DVC extends Git workflows to handle the unique challenges of machine learning projects — tracking large datasets, versioning model artifacts, and reproducing experiments. With over 15,000 GitHub stars, DVC has become a standard tool for data scientists who want reproducibility without abandoning their existing Git workflows. It works by storing lightweight .dvc pointer files in your Git repository while the actual data lives in configurable remote storage backends including Amazon S3, Google Cloud Storage, Azure Blob, SSH servers, and local network drives.
The pipeline system lets teams define multi-stage ML workflows in dvc.yaml files, creating directed acyclic graphs of dependencies between data, code, and outputs. Running dvc repro intelligently re-executes only the stages affected by changes, saving significant compute time. The experiment tracking system enables comparing parameters, metrics, and plots across runs without leaving the terminal or VS Code, making it easy to iterate on model development and share findings with teammates.

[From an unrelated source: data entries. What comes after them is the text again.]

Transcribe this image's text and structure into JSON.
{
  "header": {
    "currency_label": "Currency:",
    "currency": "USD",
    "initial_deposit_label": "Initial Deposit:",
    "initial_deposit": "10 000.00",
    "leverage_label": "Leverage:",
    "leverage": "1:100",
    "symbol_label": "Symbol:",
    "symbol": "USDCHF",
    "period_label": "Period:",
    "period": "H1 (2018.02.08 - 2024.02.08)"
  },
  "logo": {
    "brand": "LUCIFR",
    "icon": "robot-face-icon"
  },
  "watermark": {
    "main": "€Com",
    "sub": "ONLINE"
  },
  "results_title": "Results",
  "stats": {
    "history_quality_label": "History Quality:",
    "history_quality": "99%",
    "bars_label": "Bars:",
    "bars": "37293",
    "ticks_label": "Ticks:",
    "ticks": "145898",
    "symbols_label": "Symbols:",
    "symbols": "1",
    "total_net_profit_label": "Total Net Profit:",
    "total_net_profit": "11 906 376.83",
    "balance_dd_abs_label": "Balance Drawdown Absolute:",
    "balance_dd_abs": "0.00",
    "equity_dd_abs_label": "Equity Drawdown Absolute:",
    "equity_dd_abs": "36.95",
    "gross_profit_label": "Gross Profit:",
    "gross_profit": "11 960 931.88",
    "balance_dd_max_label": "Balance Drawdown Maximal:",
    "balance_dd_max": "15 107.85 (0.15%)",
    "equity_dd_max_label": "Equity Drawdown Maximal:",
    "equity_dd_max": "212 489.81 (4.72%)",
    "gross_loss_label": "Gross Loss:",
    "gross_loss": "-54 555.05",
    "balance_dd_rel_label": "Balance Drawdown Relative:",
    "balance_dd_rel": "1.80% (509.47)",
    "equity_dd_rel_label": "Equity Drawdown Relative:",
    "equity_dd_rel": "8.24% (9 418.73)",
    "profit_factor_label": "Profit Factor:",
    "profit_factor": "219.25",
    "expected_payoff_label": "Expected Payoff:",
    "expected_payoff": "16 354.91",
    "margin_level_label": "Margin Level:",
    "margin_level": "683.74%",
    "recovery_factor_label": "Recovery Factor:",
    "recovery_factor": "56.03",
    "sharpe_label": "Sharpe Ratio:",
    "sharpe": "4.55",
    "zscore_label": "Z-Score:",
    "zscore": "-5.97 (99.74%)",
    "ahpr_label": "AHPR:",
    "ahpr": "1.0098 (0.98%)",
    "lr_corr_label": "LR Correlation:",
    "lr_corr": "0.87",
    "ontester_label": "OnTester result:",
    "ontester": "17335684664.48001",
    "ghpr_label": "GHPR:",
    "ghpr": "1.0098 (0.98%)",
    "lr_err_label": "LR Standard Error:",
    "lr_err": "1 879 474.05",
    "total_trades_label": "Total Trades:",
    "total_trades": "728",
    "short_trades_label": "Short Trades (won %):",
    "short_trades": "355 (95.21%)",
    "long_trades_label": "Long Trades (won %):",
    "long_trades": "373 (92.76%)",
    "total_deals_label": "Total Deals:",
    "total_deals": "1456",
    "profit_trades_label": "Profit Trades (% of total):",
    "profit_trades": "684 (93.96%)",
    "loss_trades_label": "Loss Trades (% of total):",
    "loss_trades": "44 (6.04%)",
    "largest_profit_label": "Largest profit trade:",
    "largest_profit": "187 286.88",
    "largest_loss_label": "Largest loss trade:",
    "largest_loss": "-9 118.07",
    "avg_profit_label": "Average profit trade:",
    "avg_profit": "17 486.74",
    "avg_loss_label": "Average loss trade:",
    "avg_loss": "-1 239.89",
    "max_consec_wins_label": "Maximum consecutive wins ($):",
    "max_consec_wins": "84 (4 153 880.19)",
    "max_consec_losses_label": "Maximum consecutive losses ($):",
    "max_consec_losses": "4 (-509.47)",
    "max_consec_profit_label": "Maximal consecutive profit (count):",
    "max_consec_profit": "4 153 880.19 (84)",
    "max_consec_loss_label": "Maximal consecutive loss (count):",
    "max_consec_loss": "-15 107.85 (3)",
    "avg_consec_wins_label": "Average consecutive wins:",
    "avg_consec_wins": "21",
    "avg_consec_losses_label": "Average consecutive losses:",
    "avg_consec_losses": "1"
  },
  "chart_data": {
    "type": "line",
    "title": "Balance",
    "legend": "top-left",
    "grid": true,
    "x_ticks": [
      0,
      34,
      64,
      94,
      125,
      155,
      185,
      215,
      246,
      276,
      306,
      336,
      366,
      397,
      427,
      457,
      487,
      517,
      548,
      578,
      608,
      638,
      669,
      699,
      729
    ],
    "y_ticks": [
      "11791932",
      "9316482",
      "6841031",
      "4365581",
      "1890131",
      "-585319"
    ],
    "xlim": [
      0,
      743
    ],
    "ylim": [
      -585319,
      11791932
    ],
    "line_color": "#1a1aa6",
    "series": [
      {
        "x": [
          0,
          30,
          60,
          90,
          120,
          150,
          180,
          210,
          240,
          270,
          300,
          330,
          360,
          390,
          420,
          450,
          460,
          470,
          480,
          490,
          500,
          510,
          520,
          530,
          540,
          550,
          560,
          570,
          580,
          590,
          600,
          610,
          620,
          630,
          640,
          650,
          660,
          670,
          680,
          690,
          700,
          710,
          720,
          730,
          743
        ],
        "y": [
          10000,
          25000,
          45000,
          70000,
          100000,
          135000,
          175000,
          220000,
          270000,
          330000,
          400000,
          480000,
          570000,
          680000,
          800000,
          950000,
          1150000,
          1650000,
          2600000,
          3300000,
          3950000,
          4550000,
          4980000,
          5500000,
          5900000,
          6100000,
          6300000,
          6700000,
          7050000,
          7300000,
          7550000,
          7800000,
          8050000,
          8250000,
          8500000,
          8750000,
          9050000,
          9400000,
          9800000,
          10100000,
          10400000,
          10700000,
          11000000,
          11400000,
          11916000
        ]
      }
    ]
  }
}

Originally created by Iterative.ai, DVC was acquired by lakeFS in November 2025, uniting two data version control pioneers. DVC remains free and open-source under Apache 2.0, with the lakeFS platform providing enterprise-scale data versioning for teams needing petabyte-level multimodal object store management. DVC supports any programming language and ML framework, integrating with Python, R, Julia, PyTorch, TensorFlow, and CI/CD systems for fully automated MLOps workflows.